Hacker News new | past | comments | ask | show | jobs | submit login
The random number generator of DOOM (github.com/id-software)
115 points by danshapiro on July 1, 2015 | hide | past | favorite | 74 comments



In 1982 (several years before DOOM), Ken Perlin invented an algorithm meant to produce random numbers that more closely resembled a human's interpretation of "random" numbers (versus those generated by computers). Humans, it seemed, tended to choose a lot of different numbers, whereas random numbers from a CPU actually produced lots of repeating sequences. His work in the field was vital to developing the first 3D shaded graphics in a Hollywood film (Tron), for which he won an Academy Award for Technical Achievement.

Perlin Noise is still used to this day for generating clouds, natural-looking terrains, and other textures that are pleasing to the human brain.

Python implementation: https://github.com/caseman/noise/blob/master/perlin.py

Excellent talk by its creator: http://www.noisemachine.com/talk1/


I remember many years ago the iTunes player had to include an option for "humanizing" the randomness of their shuffle play (or whatever they called it).

Turns out that good randomness didn't seem random to people. They might hear three songs in a row from the same album and think "that's not right, it should be random!" Of course, humans often have a different idea of what "random" is.



What I expect from a music player is to play all my songs in random order, such that once a song has been played, it is not picked again until all songs have been played.

There is a difference between randomly picking an element from a list and reordering a list in a random order. This is not a matter of how random really are the random numbers.


Hence the term "shuffle" rather than "random" I suppose


I've found that a nice randomness of songs is to play your library by song tilte, alphabetically.


One of the classic radio stations in Chicago does this a couple times a year -- they play their entire catalog A-Z. I agree that it does come out pretty nice.


I used to get annoyed by car stereos randomizing CD tracks rather than shuffling. My Honda did once play the same song three times in a row.


And not just textures or terrain. Apply Perlin noise to a vector field and you create smoothly random motion, which can be used to simulate things like air currents.


Good point! Here's two OpenGL animations across multiple 1-dimensional vertices:

Perlin- https://i.imgur.com/ROww6bw.gif Random- https://i.imgur.com/EurTdaZ.gif


I animated these tentacles using Perlin noise: http://www.youtube.com/watch?v=RMwJXP8EOU4

(By manipulating the available variables in a Bezier curve.)

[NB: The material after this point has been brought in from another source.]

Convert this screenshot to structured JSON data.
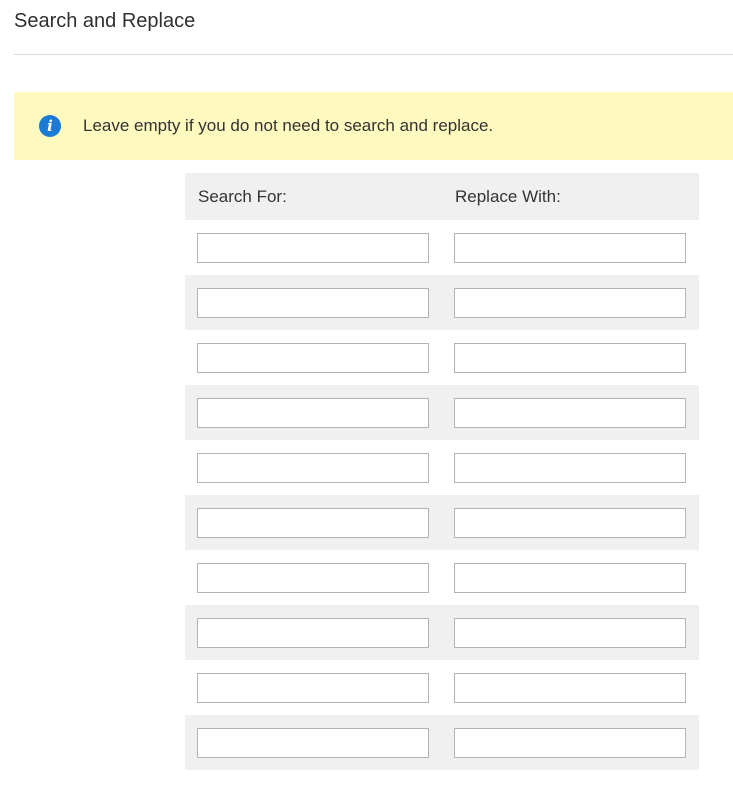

Is your account name homage?


I'd wager it's just random


'perlin' is a brand new account, and therefore apparently created for this article, so I was wondering if it might in fact be Ken Perlin himself.

But of course homage accounts are more common these days.


Why is the python implementation so much more complicated than the doom one? Are they supposed to be the same?


Seriously? The DOOM prng is just a table with a pointer stepping through the values. The Perlin code generates values based on the Perlin algorithm.

The values in the DOOM table could have been generated by Carmack throwing a dice many times for all we know and just tabulated the results.


To be fair, the key insight to the DOOM prng is that it was used frequently enough for hundreds of mundane events that a player didn't realize (or care) that it wasn't very random at all. There was never a "guess the number" game. A good write-up is here: http://jmtd.net/log/deterministic_doom/


Yes, that is totally correct.

But that does not make the question why the DOOM solution is so much smaller than the perlin noise code more valid. It is simply not the same thing. One is a table of set of generated data, the other a generator of data that can be tabulated.


There's enough old Softdisk/id Software code released that you can trace the evolution of this RNG.

First, check out Catacomb (1989). I think this is the oldest of Carmack's games for which source code has been released. This game uses a lagged fibonacci generator:

https://github.com/FlatRockSoft/Catacomb/blob/master/CATASM....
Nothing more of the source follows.